Yes, in that case it works as it is loading two times the same classloader, and the native libraries of both classloaders coincide. However, if the classloaders need to load two different native libraries an error will appear

frankfliu commented 2 years ago

@carlosuc3m

Based on my test, the native library is unloaded and reloaded successfully.
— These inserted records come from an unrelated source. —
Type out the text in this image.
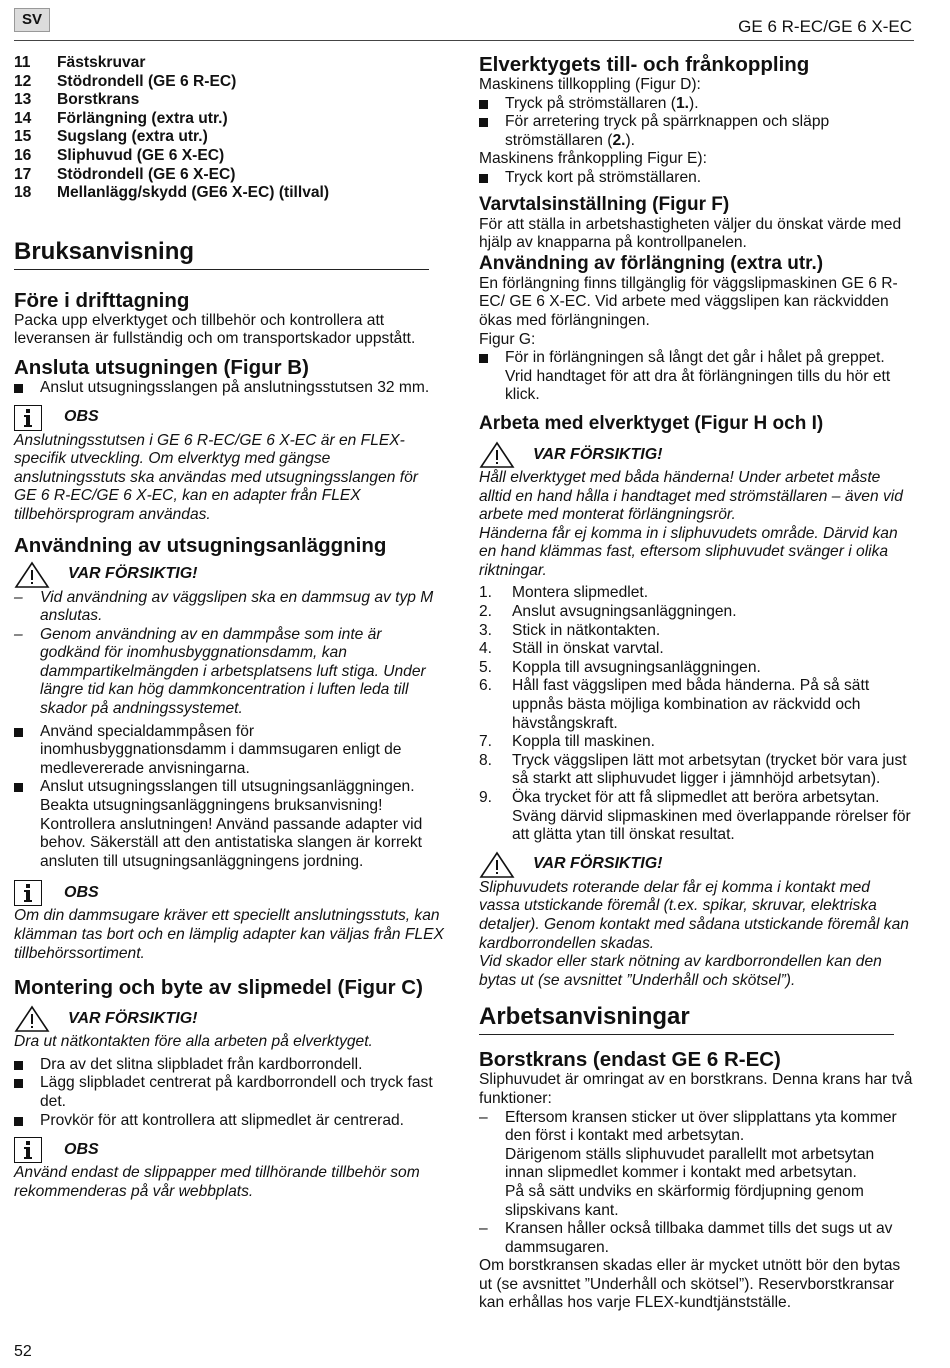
SV	GE 6 R-EC/GE 6 X-EC
11	Fästskruvar
12	Stödrondell (GE 6 R-EC)
13	Borstkrans
14	Förlängning (extra utr.)
15	Sugslang (extra utr.)
16	Sliphuvud (GE 6 X-EC)
17	Stödrondell (GE 6 X-EC)
18	Mellanlägg/skydd (GE6 X-EC) (tillval)
Bruksanvisning
Före i drifttagning

Packa upp elverktyget och tillbehör och kontrollera att leveransen är fullständig och om transportskador uppstått.

Ansluta utsugningen (Figur B)
Anslut utsugningsslangen på anslutningsstutsen 32 mm.
OBS

Anslutningsstutsen i GE 6 R-EC/GE 6 X-EC är en FLEX-specifik utveckling. Om elverktyg med gängse anslutningsstuts ska användas med utsugningsslangen för GE 6 R-EC/GE 6 X-EC, kan en adapter från FLEX tillbehörsprogram användas.

Användning av utsugningsanläggning
VAR FÖRSIKTIG!
–
Vid användning av väggslipen ska en dammsug av typ M anslutas.
–
Genom användning av en dammpåse som inte är godkänd för inomhusbyggnationsdamm, kan dammpartikelmängden i arbetsplatsens luft stiga. Under längre tid kan hög dammkoncentration i luften leda till skador på andningssystemet.
Använd specialdammpåsen för inomhusbyggnationsdamm i dammsugaren enligt de medlevererade anvisningarna.
Anslut utsugningsslangen till utsugningsanläggningen. Beakta utsugningsanläggningens bruksanvisning! Kontrollera anslutningen! Använd passande adapter vid behov. Säkerställ att den antistatiska slangen är korrekt ansluten till utsugningsanläggningens jordning.
OBS

Om din dammsugare kräver ett speciellt anslutningsstuts, kan klämman tas bort och en lämplig adapter kan väljas från FLEX tillbehörssortiment.

Montering och byte av slipmedel (Figur C)
VAR FÖRSIKTIG!

Dra ut nätkontakten före alla arbeten på elverktyget.

Dra av det slitna slipbladet från kardborrondell.
Lägg slipbladet centrerat på kardborrondell och tryck fast det.
Provkör för att kontrollera att slipmedlet är centrerad.
OBS

Använd endast de slippapper med tillhörande tillbehör som rekommenderas på vår webbplats.

Elverktygets till- och frånkoppling

Maskinens tillkoppling (Figur D):

Tryck på strömställaren (1.).
För arretering tryck på spärrknappen och släpp strömställaren (2.).

Maskinens frånkoppling Figur E):

Tryck kort på strömställaren.
Varvtalsinställning (Figur F)

För att ställa in arbetshastigheten väljer du önskat värde med hjälp av knapparna på kontrollpanelen.

Användning av förlängning (extra utr.)

En förlängning finns tillgänglig för väggslipmaskinen GE 6 R-EC/ GE 6 X-EC. Vid arbete med väggslipen kan räckvidden ökas med förlängningen.

Figur G:

För in förlängningen så långt det går i hålet på greppet. Vrid handtaget för att dra åt förlängningen tills du hör ett klick.
Arbeta med elverktyget (Figur H och I)
VAR FÖRSIKTIG!

Håll elverktyget med båda händerna! Under arbetet måste alltid en hand hålla i handtaget med strömställaren – även vid arbete med monterat förlängningsrör.

Händerna får ej komma in i sliphuvudets område. Därvid kan en hand klämmas fast, eftersom sliphuvudet svänger i olika riktningar.

1.	Montera slipmedlet.
2.	Anslut avsugningsanläggningen.
3.	Stick in nätkontakten.
4.	Ställ in önskat varvtal.
5.	Koppla till avsugningsanläggningen.
6.	Håll fast väggslipen med båda händerna. På så sätt uppnås bästa möjliga kombination av räckvidd och hävstångskraft.
7.	Koppla till maskinen.
8.	Tryck väggslipen lätt mot arbetsytan (trycket bör vara just så starkt att sliphuvudet ligger i jämnhöjd arbetsytan).
9.	Öka trycket för att få slipmedlet att beröra arbetsytan. Sväng därvid slipmaskinen med överlappande rörelser för att glätta ytan till önskat resultat.
VAR FÖRSIKTIG!

Sliphuvudets roterande delar får ej komma i kontakt med vassa utstickande föremål (t.ex. spikar, skruvar, elektriska detaljer). Genom kontakt med sådana utstickande föremål kan kardborrondellen skadas.

Vid skador eller stark nötning av kardborrondellen kan den bytas ut (se avsnittet ”Underhåll och skötsel”).

Arbetsanvisningar
Borstkrans (endast GE 6 R-EC)

Sliphuvudet är omringat av en borstkrans. Denna krans har två funktioner:

–
Eftersom kransen sticker ut över slipplattans yta kommer den först i kontakt med arbetsytan.
Därigenom ställs sliphuvudet parallellt mot arbetsytan innan slipmedlet kommer i kontakt med arbetsytan.
På så sätt undviks en skärformig fördjupning genom slipskivans kant.
–
Kransen håller också tillbaka dammet tills det sugs ut av dammsugaren.

Om borstkransen skadas eller är mycket utnött bör den bytas ut (se avsnittet ”Underhåll och skötsel”). Reservborstkransar kan erhållas hos varje FLEX-kundtjänstställe.

52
However, the inference failed when I try PyTorch 1.10.0 and 1.9.1:

libc++abi: terminating with uncaught exception of type c10::Error: Tried to register multiple backend fallbacks for the same dispatch key AutogradCUDA; previous registration registered at ../aten/src/ATen/BatchingRegistrations.cpp:1016, new registration registered at ../aten/src/ATen/ConjugateFallback.cpp:18

It looks like PyTorch cannot unload the shared library cleanly. MXNet seems works fine. I don't think this can be resolved by ClassLoader.
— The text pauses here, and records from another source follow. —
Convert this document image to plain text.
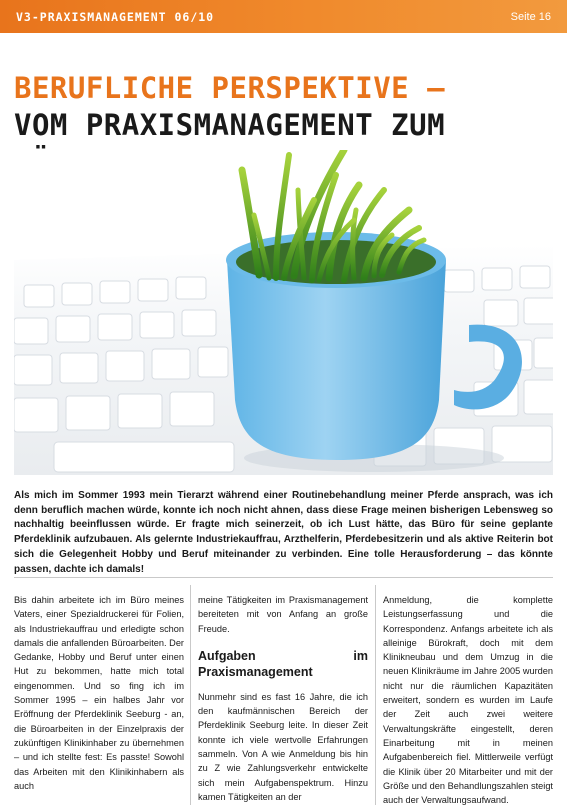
V3-PRAXISMANAGEMENT 06/10	Seite 16
BERUFLICHE PERSPEKTIVE –
VOM PRAXISMANAGEMENT ZUM

Als mich im Sommer 1993 mein Tierarzt während einer Routinebehandlung meiner Pferde ansprach, was ich denn beruflich machen würde, konnte ich noch nicht ahnen, dass diese Frage meinen bisherigen Lebensweg so nachhaltig beeinflussen würde. Er fragte mich seinerzeit, ob ich Lust hätte, das Büro für seine geplante Pferdeklinik aufzubauen. Als gelernte Industriekauffrau, Arzthelferin, Pferdebesitzerin und als aktive Reiterin bot sich die Gelegenheit Hobby und Beruf miteinander zu verbinden. Eine tolle Herausforderung – das könnte passen, dachte ich damals!

Bis dahin arbeitete ich im Büro meines Vaters, einer Spezialdruckerei für Folien, als Industriekauffrau und erledigte schon damals die anfallenden Büroarbeiten. Der Gedanke, Hobby und Beruf unter einen Hut zu bekommen, hatte mich total eingenommen. Und so fing ich im Sommer 1995 – ein halbes Jahr vor Eröffnung der Pferdeklinik Seeburg - an, die Büroarbeiten in der Einzelpraxis der zukünftigen Klinikinhaber zu übernehmen – und ich stellte fest: Es passte! Sowohl das Arbeiten mit den Klinikinhabern als auch

meine Tätigkeiten im Praxismanagement bereiteten mit von Anfang an große Freude.

Aufgaben im Praxismanagement

Nunmehr sind es fast 16 Jahre, die ich den kaufmännischen Bereich der Pferdeklinik Seeburg leite. In dieser Zeit konnte ich viele wertvolle Erfahrungen sammeln. Von A wie Anmeldung bis hin zu Z wie Zahlungsverkehr entwickelte sich mein Aufgabenspektrum. Hinzu kamen Tätigkeiten an der

Anmeldung, die komplette Leistungserfassung und die Korrespondenz. Anfangs arbeitete ich als alleinige Bürokraft, doch mit dem Klinikneubau und dem Umzug in die neuen Klinikräume im Jahre 2005 wurden nicht nur die räumlichen Kapazitäten erweitert, sondern es wurden im Laufe der Zeit auch zwei weitere Verwaltungskräfte eingestellt, deren Einarbeitung mit in meinen Aufgabenbereich fiel. Mittlerweile verfügt die Klinik über 20 Mitarbeiter und mit der Größe und den Behandlungszahlen steigt auch der Verwaltungsaufwand.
carlosuc3m commented 2 years ago

Ok thank you for your time @frankfliu! The problematic native file seemed to be libtorch_cpu.so and it seems that loading two of them is not possible as per https://github.com/pytorch/pytorch/issues/70191 REgards and thank you for your time

saudet commented 2 years ago

@carlosuc3m JavaCPP implements a hack to allow this to work, so your use case works with the JavaCPP Presets for PyTorch: https://github.com/bytedeco/javacpp-presets/tree/master/pytorch

@frankfliu Please consider doing something like JavaCPP to accommodate users of containers like Tomcat, OSGi, etc.

carlosuc3m commented 2 years ago

Hello again @frankfliu , I am still wrking with this issue. Do you know the order loading the .so files in Linux. In Windows is specified in the ai.djl.pytorch.jni.LibUtils class code but for Linux it seems that it only loads the libdjl_torch.so. Does this native library loads the rest of the code? Regards, Carlos

frankfliu commented 2 years ago

@carlosuc3m For PyTorch 1.9.1 and earlier, you just need to load libdjl_torch.so file (you must put this file in the same folder as libtorch.so).
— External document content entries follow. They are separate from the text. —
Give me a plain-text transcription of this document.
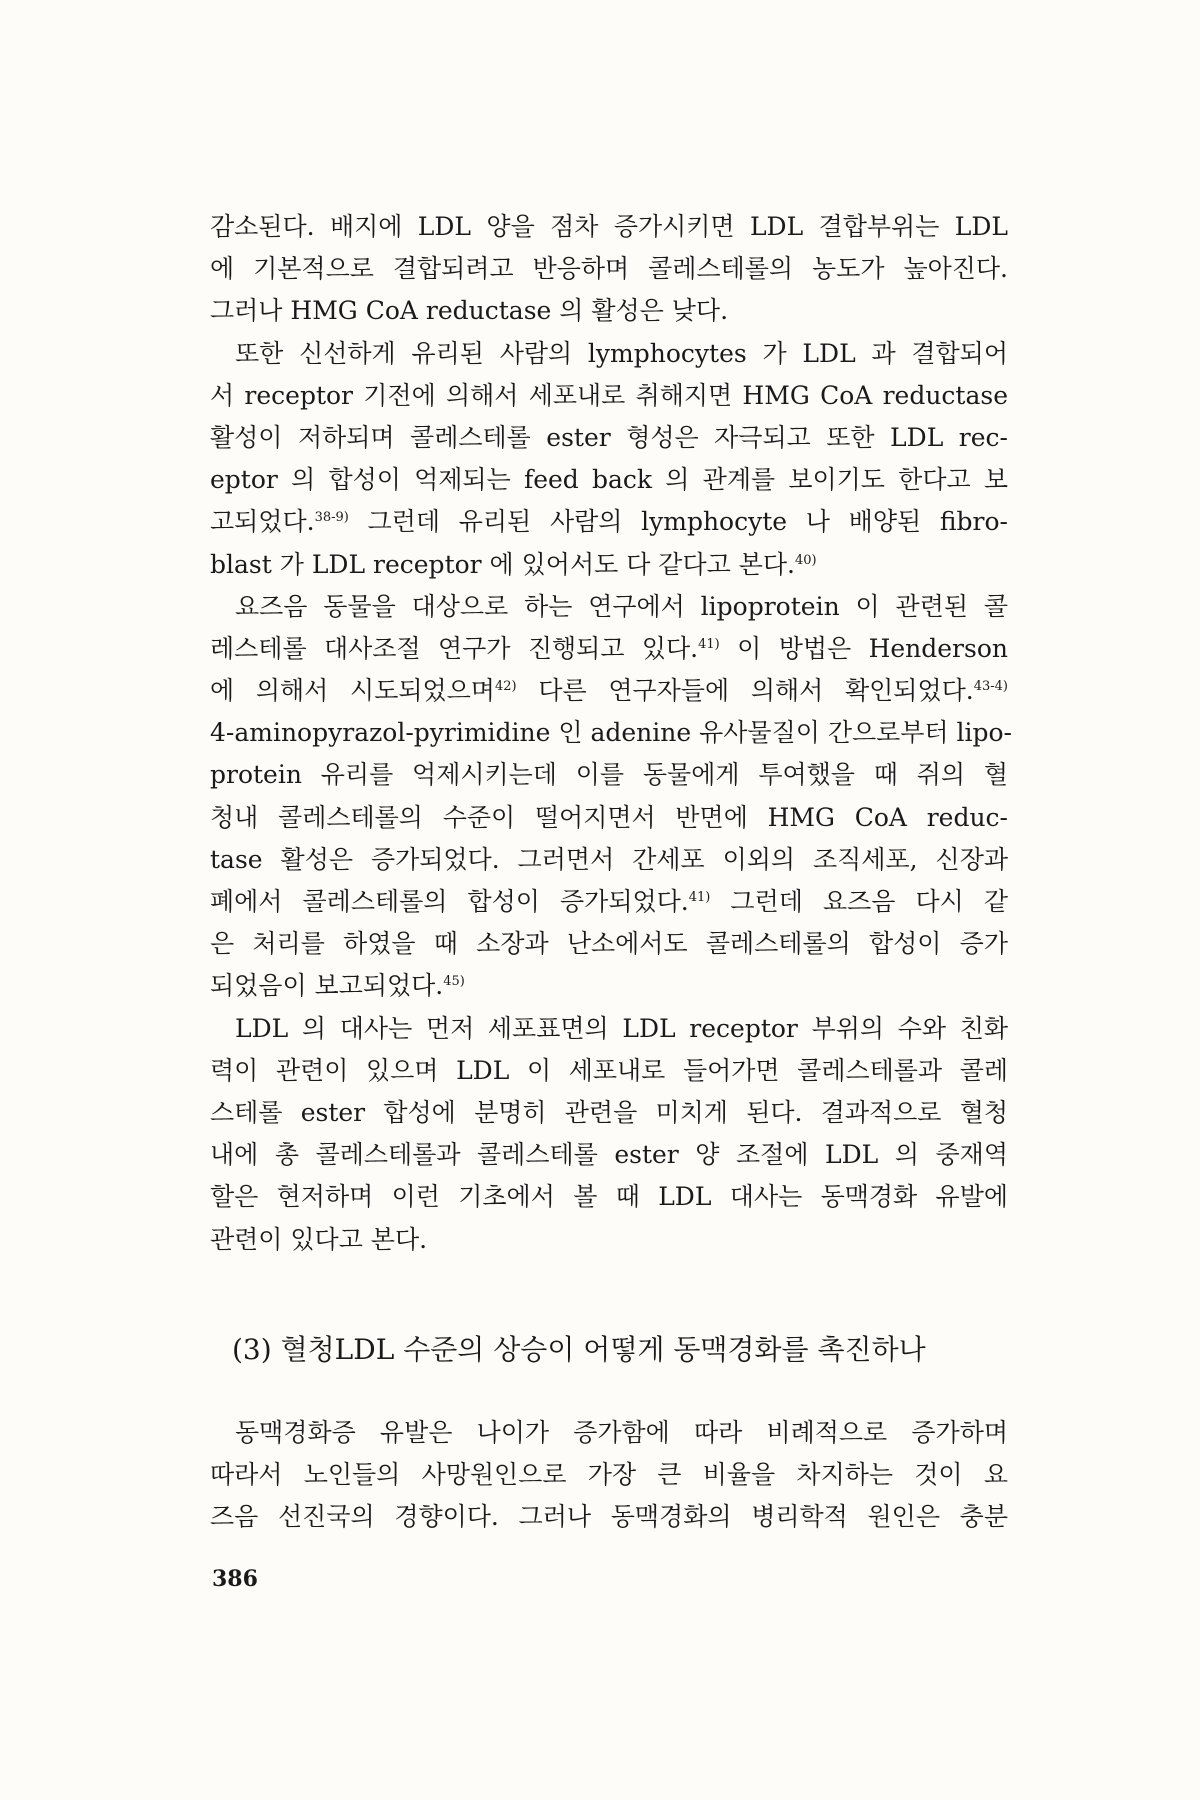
감소된다. 배지에 LDL 양을 점차 증가시키면 LDL 결합부위는 LDL
에 기본적으로 결합되려고 반응하며 콜레스테롤의 농도가 높아진다.
그러나 HMG CoA reductase 의 활성은 낮다.
또한 신선하게 유리된 사람의 lymphocytes 가 LDL 과 결합되어
서 receptor 기전에 의해서 세포내로 취해지면 HMG CoA reductase
활성이 저하되며 콜레스테롤 ester 형성은 자극되고 또한 LDL rec-
eptor 의 합성이 억제되는 feed back 의 관계를 보이기도 한다고 보
고되었다.$^{38-9)}$ 그런데 유리된 사람의 lymphocyte 나 배양된 fibro-
blast 가 LDL receptor 에 있어서도 다 같다고 본다.$^{40)}$
요즈음 동물을 대상으로 하는 연구에서 lipoprotein 이 관련된 콜
레스테롤 대사조절 연구가 진행되고 있다.$^{41)}$ 이 방법은 Henderson
에 의해서 시도되었으며$^{42)}$ 다른 연구자들에 의해서 확인되었다.$^{43-4)}$
4-aminopyrazol-pyrimidine 인 adenine 유사물질이 간으로부터 lipo-
protein 유리를 억제시키는데 이를 동물에게 투여했을 때 쥐의 혈
청내 콜레스테롤의 수준이 떨어지면서 반면에 HMG CoA reduc-
tase 활성은 증가되었다. 그러면서 간세포 이외의 조직세포, 신장과
폐에서 콜레스테롤의 합성이 증가되었다.$^{41)}$ 그런데 요즈음 다시 같
은 처리를 하였을 때 소장과 난소에서도 콜레스테롤의 합성이 증가
되었음이 보고되었다.$^{45)}$
LDL 의 대사는 먼저 세포표면의 LDL receptor 부위의 수와 친화
력이 관련이 있으며 LDL 이 세포내로 들어가면 콜레스테롤과 콜레
스테롤 ester 합성에 분명히 관련을 미치게 된다. 결과적으로 혈청
내에 총 콜레스테롤과 콜레스테롤 ester 양 조절에 LDL 의 중재역
할은 현저하며 이런 기초에서 볼 때 LDL 대사는 동맥경화 유발에
관련이 있다고 본다.
(3) 혈청LDL 수준의 상승이 어떻게 동맥경화를 촉진하나
동맥경화증 유발은 나이가 증가함에 따라 비례적으로 증가하며
따라서 노인들의 사망원인으로 가장 큰 비율을 차지하는 것이 요
즈음 선진국의 경향이다. 그러나 동맥경화의 병리학적 원인은 충분
386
In PyTorch 1.10.0, we manually load .so file in the following order:

  1. All files that not contains "torch", "caffe2" and "cudnn"
  2. Load PyTorch specific .so file in the following order:
    • libfbgemm
    • libcaffe2_nvrtc
    • libtorch_cpu
    • libc10_cuda
    • libtorch_cuda_cpp
    • libtorch_cuda_cu
    • libtorch_cuda
    • libtorch
    • libdjl_torch

see: https://github.com/deepjavalibrary/djl/blob/master/engines/pytorch/pytorch-engine/src/main/java/ai/djl/pytorch/jni/LibUtils.java#L94

carlosuc3m commented 2 years ago

Hello again, I am still working on this. I have observed that in Linux some native libraries are impossible to unload. However in windows the library that causes the problem is the jni dll. Do you think it can be solved with any workaround? I've tried breaking reflection to force the unload of native libraries but I would like to avoid it. I also created an issue in stackoverflow: https://stackoverflow.com/questions/70682562/jni-native-library-avoids-garbage-collection-and-unloading Thank you for your time, Carlos

frankfliu commented 2 years ago

@carlosuc3m I don't really know why it's not unloaded, maybe you can use C++ code try to load and unload the share library to see what will happen.

carlosuc3m commented 2 years ago

Yes, I ahve tried dlopen and dlclose already and it did not work

frankfliu commented 1 year ago

Closing this issue for now since there isn't much we can do. Feel free to reopen this issue if you have new idea.